On and on they go. The pieces come together: nose; smile. Finally a mouse’s eyes complete the picture.
“There!” Charlene says.
“That’s it,” says Willa. She pauses. “Now what?”
With the pieces realigned, the five Keepers raise their heads to watch the stage, expecting a miracle.
“I know!” Maybeck says. “Jess?”
“You think…?” Charlene doesn’t sound convinced.
“If you can redraw an entire park with Walt’s pen,” Maybeck says, “how tricky can a mouse be?”
Jess joins them. She has her pen out practically before anyone speaks. “I don’t want to damage the original. It seems sacrilegious to even touch it. Shouldn’t it be under glass or something?”
“It will be,” Philby says, “as soon as we repair it. As soon as we make it whole.”
The ground shakes. River water slaps loudly against the shore.
“You’ve got to be kidding me!” Maybeck snorts. “Again?”
“Most of the park is still standing,” Finn says. “Maybe they’re moving in for the kill.”
A ripple of thunder announces itself far in the distance.
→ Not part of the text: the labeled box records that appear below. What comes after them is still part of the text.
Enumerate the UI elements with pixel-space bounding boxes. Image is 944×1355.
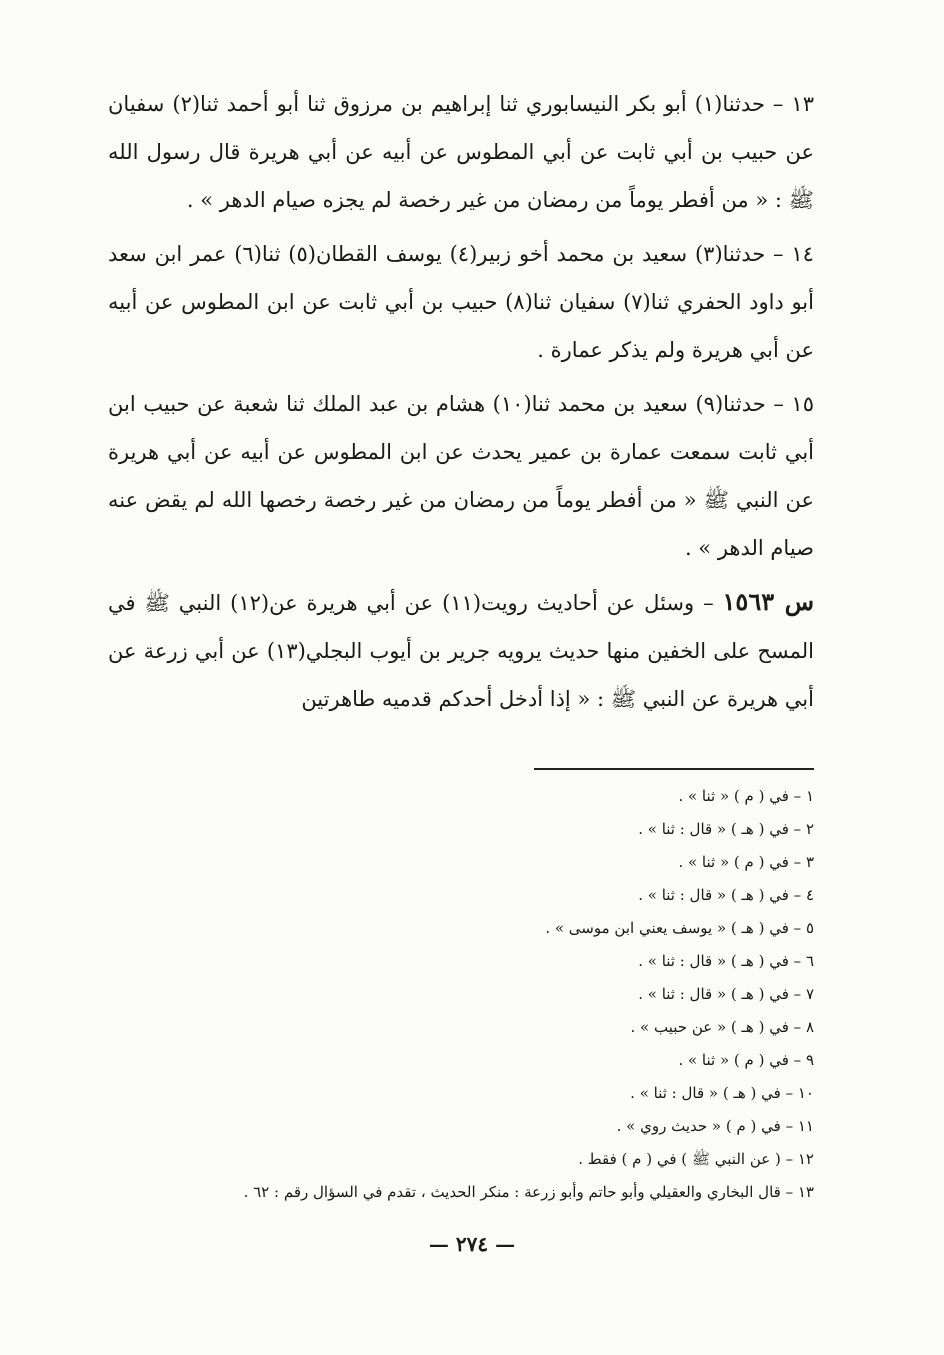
footnotes-list xyxy=(108,780,814,1209)
question-paragraph xyxy=(108,578,814,723)
hadith-paragraph-15: ١٥ – حدثنا(٩) سعيد بن محمد ثنا(١٠) هشام بن عبد الملك ثنا شعبة عن حبيب ابن أبي ثابت سمعت عمارة بن عمير يحدث عن ابن المطوس عن أبيه عن أبي هريرة عن النبي ﷺ « من أفطر يوماً من رمضان من غير رخصة رخصها الله لم يقض عنه صيام الدهر » . xyxy=(108,392,814,560)
footnote-item: ٥ – في ( هـ ) « يوسف يعني ابن موسى » . xyxy=(545,919,814,937)
footnote-item: ٢ – في ( هـ ) « قال : ثنا » . xyxy=(638,820,814,838)
footnote-item: ١١ – في ( م ) « حديث روي » . xyxy=(616,1117,814,1135)
question-text: – وسئل عن أحاديث رويت(١١) عن أبي هريرة عن(١٢) النبي ﷺ في المسح على الخفين منها حديث يرويه جرير بن أيوب البجلي(١٣) عن أبي زرعة عن أبي هريرة عن النبي ﷺ : « إذا أدخل أحدكم قدميه طاهرتين xyxy=(108,591,814,711)
footnote-item: ٣ – في ( م ) « ثنا » . xyxy=(678,853,814,871)
footnote-item: ٩ – في ( م ) « ثنا » . xyxy=(678,1051,814,1069)
page-number: — ٢٧٤ — xyxy=(428,1232,516,1256)
footnote-item: ١٠ – في ( هـ ) « قال : ثنا » . xyxy=(630,1084,814,1102)
footnote-item: ٨ – في ( هـ ) « عن حبيب » . xyxy=(630,1018,814,1036)
footnote-item: ١٢ – ( عن النبي ﷺ ) في ( م ) فقط . xyxy=(578,1150,814,1168)
question-number: س ١٥٦٣ xyxy=(722,587,815,616)
footnote-item: ٧ – في ( هـ ) « قال : ثنا » . xyxy=(638,985,814,1003)
footnote-item: ١ – في ( م ) « ثنا » . xyxy=(678,787,814,805)
footnote-item: ٤ – في ( هـ ) « قال : ثنا » . xyxy=(638,886,814,904)
footnote-divider xyxy=(534,768,814,770)
footnote-item: ١٣ – قال البخاري والعقيلي وأبو حاتم وأبو زرعة : منكر الحديث ، تقدم في السؤال رقم : ٦٢ . xyxy=(243,1183,814,1201)
footnote-item: ٦ – في ( هـ ) « قال : ثنا » . xyxy=(638,952,814,970)
hadith-paragraph-13: ١٣ – حدثنا(١) أبو بكر النيسابوري ثنا إبراهيم بن مرزوق ثنا أبو أحمد ثنا(٢) سفيان عن حبيب بن أبي ثابت عن أبي المطوس عن أبيه عن أبي هريرة قال رسول الله ﷺ : « من أفطر يوماً من رمضان من غير رخصة لم يجزه صيام الدهر » . xyxy=(108,92,814,212)
main-text xyxy=(108,80,814,729)
hadith-paragraph-14: ١٤ – حدثنا(٣) سعيد بن محمد أخو زبير(٤) يوسف القطان(٥) ثنا(٦) عمر ابن سعد أبو داود الحفري ثنا(٧) سفيان ثنا(٨) حبيب بن أبي ثابت عن ابن المطوس عن أبيه عن أبي هريرة ولم يذكر عمارة . xyxy=(108,242,814,362)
“Do not tell me it’s going to rain,” Charlene complains. “When are we going to catch a break?”
“I don’t think you catch them,” Philby says.
“You make them,” Finn agrees. “We all do this together.”
The Keepers place their hands atop Jess’s, as in a sports team’s pregame huddle. She gently touches the nib of the pen to one of the torn edges in the drawing. Nothing happens. She looks up apprehensively.
“Wayne had me squirt a drop of ink out of it from pretty high up,” Finn says.
“You should do it!” says a nervous Jess.
“No! He gave the pen to you, Jess. It’s meant for you.”
“But if it doesn’t work, I wreck the original Mickey Mouse drawing for all time. How am I supposed to do that?”